As I take riding lessons, the horses I ride vary often. It's great because I dont just get used to one horse, I get a feel of different horses. Ive ridden a 16.3 hh horse, and a 13.1-2 hh pony. Also have been on a 14.2-15 hh pony/horse. I was always on the large horses as im the biggest in my group, the other girls are younger and thinner, ive got a stocky build so I got stuck with the 16-16.3 hh horses. Larger horses have a much larger gait, i was so used it, and a hard to sit trot. 

I got put on a 14.2-15 hh horse, he had a very nice trot to sit to and much smaller strides, so i had to rise a lot faster. His canter was slightly more fast pce, but not too hard to get used to.

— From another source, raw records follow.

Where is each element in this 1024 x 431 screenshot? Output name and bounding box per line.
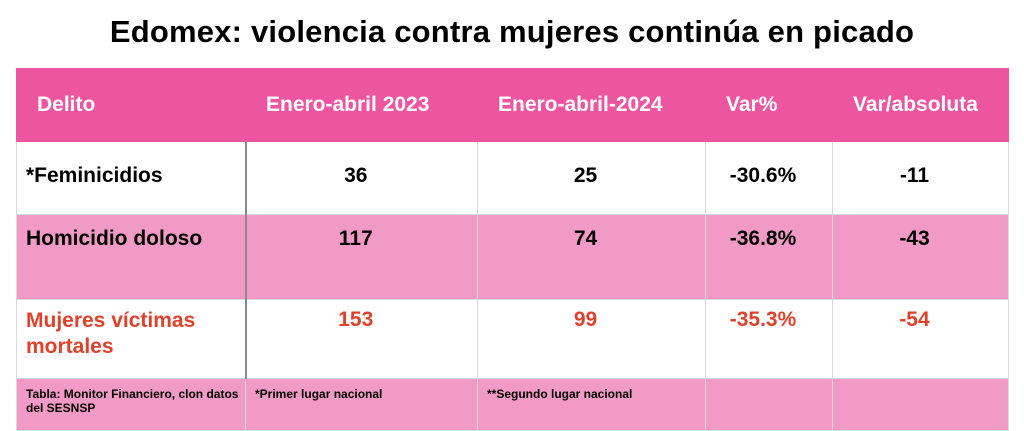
cell-value: 74 — [477, 214, 706, 300]
col-header-delito: Delito — [16, 68, 246, 142]
table-row: Mujeres víctimas mortales 153 99 -35.3% … — [16, 299, 1009, 379]
cell-value: -30.6% — [705, 141, 833, 215]
cell-value: -54 — [832, 299, 1009, 379]
cell-value: -11 — [832, 141, 1009, 215]
data-table: Delito Enero-abril 2023 Enero-abril-2024… — [16, 68, 1009, 431]
col-header-var-pct: Var% — [705, 68, 833, 142]
col-header-enero-abril-2024: Enero-abril-2024 — [477, 68, 706, 142]
cell-value: -43 — [832, 214, 1009, 300]
footnote-primer-lugar: *Primer lugar nacional — [245, 378, 478, 431]
cell-value: -36.8% — [705, 214, 833, 300]
row-label-homicidio-doloso: Homicidio doloso — [16, 214, 247, 300]
cell-value: 117 — [245, 214, 478, 300]
footer-empty-cell — [705, 378, 833, 431]
footer-row: Tabla: Monitor Financiero, clon datos de… — [16, 378, 1009, 431]
cell-value: 99 — [477, 299, 706, 379]
col-header-enero-abril-2023: Enero-abril 2023 — [245, 68, 478, 142]
cell-value: 36 — [245, 141, 478, 215]
row-label-mujeres-victimas: Mujeres víctimas mortales — [16, 299, 247, 379]
table-row: *Feminicidios 36 25 -30.6% -11 — [16, 141, 1009, 215]
cell-value: 153 — [245, 299, 478, 379]
cell-value: -35.3% — [705, 299, 833, 379]
footnote-segundo-lugar: **Segundo lugar nacional — [477, 378, 706, 431]
cell-value: 25 — [477, 141, 706, 215]
source-note: Tabla: Monitor Financiero, clon datos de… — [16, 378, 246, 431]
footer-empty-cell — [832, 378, 1009, 431]
col-header-var-absoluta: Var/absoluta — [832, 68, 1009, 142]
table-row: Homicidio doloso 117 74 -36.8% -43 — [16, 214, 1009, 300]
row-label-feminicidios: *Feminicidios — [16, 141, 247, 215]
chart-title: Edomex: violencia contra mujeres continú… — [109, 14, 915, 49]
header-row: Delito Enero-abril 2023 Enero-abril-2024… — [16, 68, 1009, 142]
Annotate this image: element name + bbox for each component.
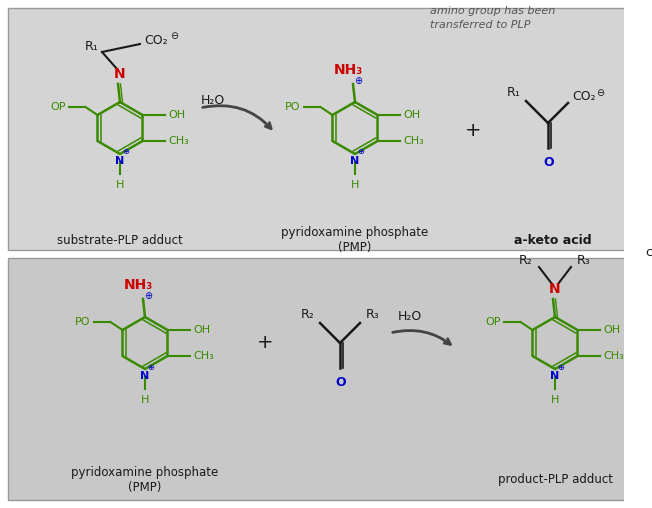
Text: OH: OH [194, 325, 211, 335]
Text: PO: PO [285, 102, 301, 112]
Text: H₂O: H₂O [398, 309, 422, 323]
Text: H: H [551, 395, 559, 405]
Text: ⊕: ⊕ [357, 147, 364, 156]
Text: O: O [336, 376, 346, 389]
Text: ⊕: ⊕ [147, 363, 155, 371]
Text: H: H [116, 180, 124, 190]
Text: OP: OP [50, 102, 65, 112]
Text: amino group has been
transferred to PLP: amino group has been transferred to PLP [430, 6, 556, 30]
Text: H₂O: H₂O [201, 93, 225, 107]
Text: +: + [465, 120, 481, 140]
Text: ⊕: ⊕ [557, 363, 565, 371]
Text: CO₂: CO₂ [572, 90, 596, 104]
Text: CH₃: CH₃ [194, 351, 215, 361]
Text: NH₃: NH₃ [333, 63, 363, 77]
Text: O: O [544, 156, 554, 169]
Text: H: H [141, 395, 149, 405]
Text: OH: OH [604, 325, 621, 335]
Text: R₁: R₁ [84, 40, 98, 52]
Text: R₁: R₁ [506, 86, 520, 100]
Text: +: + [257, 333, 273, 353]
Text: product-PLP adduct: product-PLP adduct [497, 473, 612, 487]
Text: pyridoxamine phosphate
(PMP): pyridoxamine phosphate (PMP) [282, 226, 428, 254]
Text: ⊕: ⊕ [354, 76, 362, 86]
Text: OP: OP [485, 317, 501, 327]
Text: CH₃: CH₃ [604, 351, 624, 361]
Text: H: H [351, 180, 359, 190]
Text: substrate-PLP adduct: substrate-PLP adduct [57, 234, 183, 246]
Text: OH: OH [168, 110, 186, 120]
Text: CH₃: CH₃ [404, 136, 424, 146]
Text: ⊖: ⊖ [596, 88, 604, 98]
Text: N: N [114, 67, 126, 81]
Text: a-keto acid: a-keto acid [514, 234, 592, 246]
Text: R₃: R₃ [366, 308, 379, 322]
Text: R₂: R₂ [301, 308, 314, 322]
Bar [624, 0, 652, 508]
Text: OH: OH [404, 110, 421, 120]
Text: R₂: R₂ [519, 255, 533, 268]
Text: CO₂: CO₂ [144, 34, 168, 47]
Text: PO: PO [75, 317, 91, 327]
Text: ⊖: ⊖ [170, 31, 178, 41]
Text: N: N [140, 371, 149, 381]
Text: ⊕: ⊕ [144, 291, 152, 301]
Bar [8, 258, 640, 500]
Text: pyridoxamine phosphate
(PMP): pyridoxamine phosphate (PMP) [71, 466, 218, 494]
Text: N: N [549, 282, 561, 296]
Text: NH₃: NH₃ [123, 278, 153, 292]
Text: N: N [350, 156, 360, 166]
Text: c: c [645, 246, 652, 260]
Text: R₃: R₃ [577, 255, 591, 268]
Text: N: N [115, 156, 125, 166]
Text: N: N [550, 371, 559, 381]
Bar [8, 8, 640, 250]
Text: CH₃: CH₃ [168, 136, 189, 146]
Text: ⊕: ⊕ [123, 147, 130, 156]
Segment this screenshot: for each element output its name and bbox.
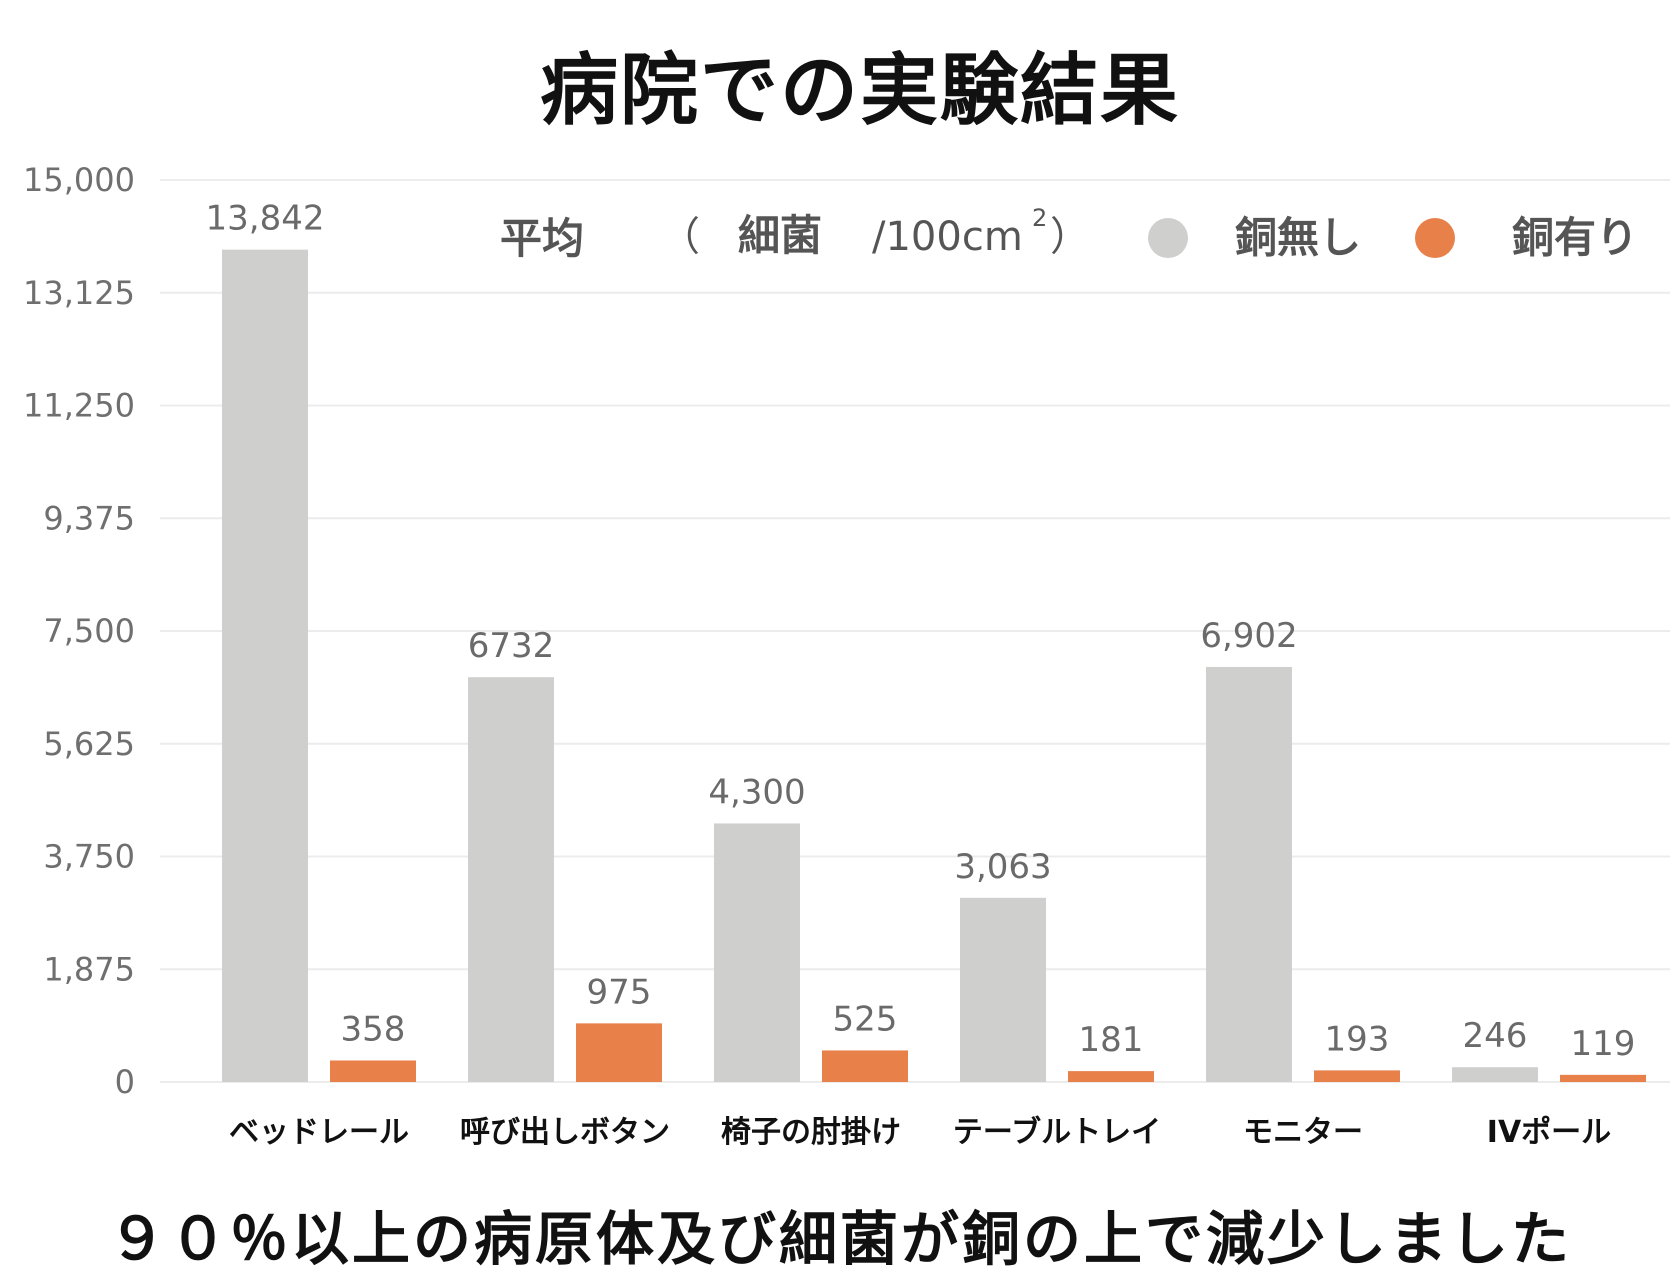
- legend-swatch-with-copper: [1415, 218, 1455, 258]
- legend: 平均 （ 細菌 /100cm 2 ） 銅無し 銅有り: [500, 204, 1638, 263]
- data-label-no-copper: 13,842: [206, 199, 325, 239]
- legend-heading: 平均: [500, 214, 584, 263]
- data-label-with-copper: 525: [833, 999, 898, 1039]
- y-axis-ticks: 0 1,875 3,750 5,625 7,500 9,375 11,250 13,125 15…: [23, 161, 135, 1101]
- data-labels: 13,842 358 6732 975 4,300 525 3,063 181 6,902 193…: [206, 199, 1636, 1064]
- data-label-with-copper: 119: [1571, 1024, 1636, 1064]
- chart-title: 病院での実験結果: [539, 46, 1180, 136]
- y-tick-label: 13,125: [23, 274, 135, 312]
- data-label-with-copper: 358: [341, 1009, 406, 1049]
- bar-no-copper: [714, 823, 800, 1082]
- bar-no-copper: [468, 677, 554, 1082]
- category-labels: ベッドレール 呼び出しボタン 椅子の肘掛け テーブルトレイ モニター IVポール: [229, 1115, 1611, 1150]
- y-tick-label: 5,625: [43, 725, 135, 763]
- y-tick-label: 0: [115, 1063, 135, 1101]
- legend-label-with-copper: 銅有り: [1512, 213, 1638, 262]
- y-tick-label: 11,250: [23, 387, 135, 425]
- bar-with-copper: [1314, 1070, 1400, 1082]
- data-label-no-copper: 4,300: [708, 772, 805, 812]
- legend-unit-sup: 2: [1032, 204, 1047, 232]
- y-tick-label: 1,875: [43, 950, 135, 988]
- bar-no-copper: [1452, 1067, 1538, 1082]
- legend-unit-rest: /100cm: [872, 214, 1023, 260]
- bar-with-copper: [1068, 1071, 1154, 1082]
- y-tick-label: 9,375: [43, 499, 135, 537]
- legend-label-no-copper: 銅無し: [1235, 213, 1361, 262]
- x-category-label: ベッドレール: [229, 1115, 409, 1150]
- x-category-label: モニター: [1243, 1115, 1363, 1150]
- bar-no-copper: [222, 249, 308, 1082]
- legend-swatch-no-copper: [1148, 218, 1188, 258]
- y-tick-label: 7,500: [43, 612, 135, 650]
- bar-no-copper: [960, 897, 1046, 1082]
- bar-no-copper: [1206, 666, 1292, 1082]
- data-label-with-copper: 975: [587, 972, 652, 1012]
- y-tick-label: 3,750: [43, 838, 135, 876]
- data-label-with-copper: 181: [1079, 1020, 1144, 1060]
- legend-unit-word: 細菌: [738, 211, 822, 260]
- chart-footer-caption: ９０％以上の病原体及び細菌が銅の上で減少しました: [107, 1205, 1572, 1273]
- bar-with-copper: [576, 1023, 662, 1082]
- x-category-label: IVポール: [1487, 1115, 1611, 1150]
- bar-with-copper: [1560, 1074, 1646, 1082]
- x-category-label: 椅子の肘掛け: [721, 1115, 901, 1150]
- y-tick-label: 15,000: [23, 161, 135, 199]
- data-label-no-copper: 6732: [468, 626, 555, 666]
- data-label-no-copper: 6,902: [1200, 616, 1297, 656]
- bar-with-copper: [330, 1060, 416, 1082]
- legend-paren-close: ）: [1050, 214, 1090, 260]
- x-category-label: 呼び出しボタン: [460, 1115, 670, 1150]
- data-label-no-copper: 246: [1463, 1016, 1528, 1056]
- bar-with-copper: [822, 1050, 908, 1082]
- x-category-label: テーブルトレイ: [953, 1115, 1161, 1150]
- legend-paren-open: （: [660, 214, 700, 260]
- bars: [222, 249, 1646, 1082]
- grid-lines: [160, 179, 1670, 1083]
- data-label-with-copper: 193: [1325, 1019, 1390, 1059]
- data-label-no-copper: 3,063: [954, 847, 1051, 887]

It was only when i got put on a little pony that I felt really off. He gaits were so fast, her trot was so smooth that i couldnt rise to it, so i just sat the whole time. I did rie a little put having long legs it was a struggle. My feet were less than a meter from the ground, she was quite chubby tho. And her canter, it was soo fast! Took two lessons for me to get used to it. 

Over time ive learnt that ponies are have tiny trots, easy to sit, hard to rise. Canters are really fast. I love riding different horses to get a good feel for them, last two lessons ive been on that pony, before that i had a huge horse. I always thought id ride the large horses, but guess not. Its always a mystery when i arrive at the stable, since i never know who im going to ride 

And another thing, two pointing on ponies is hard, their necks are so tiny!


----------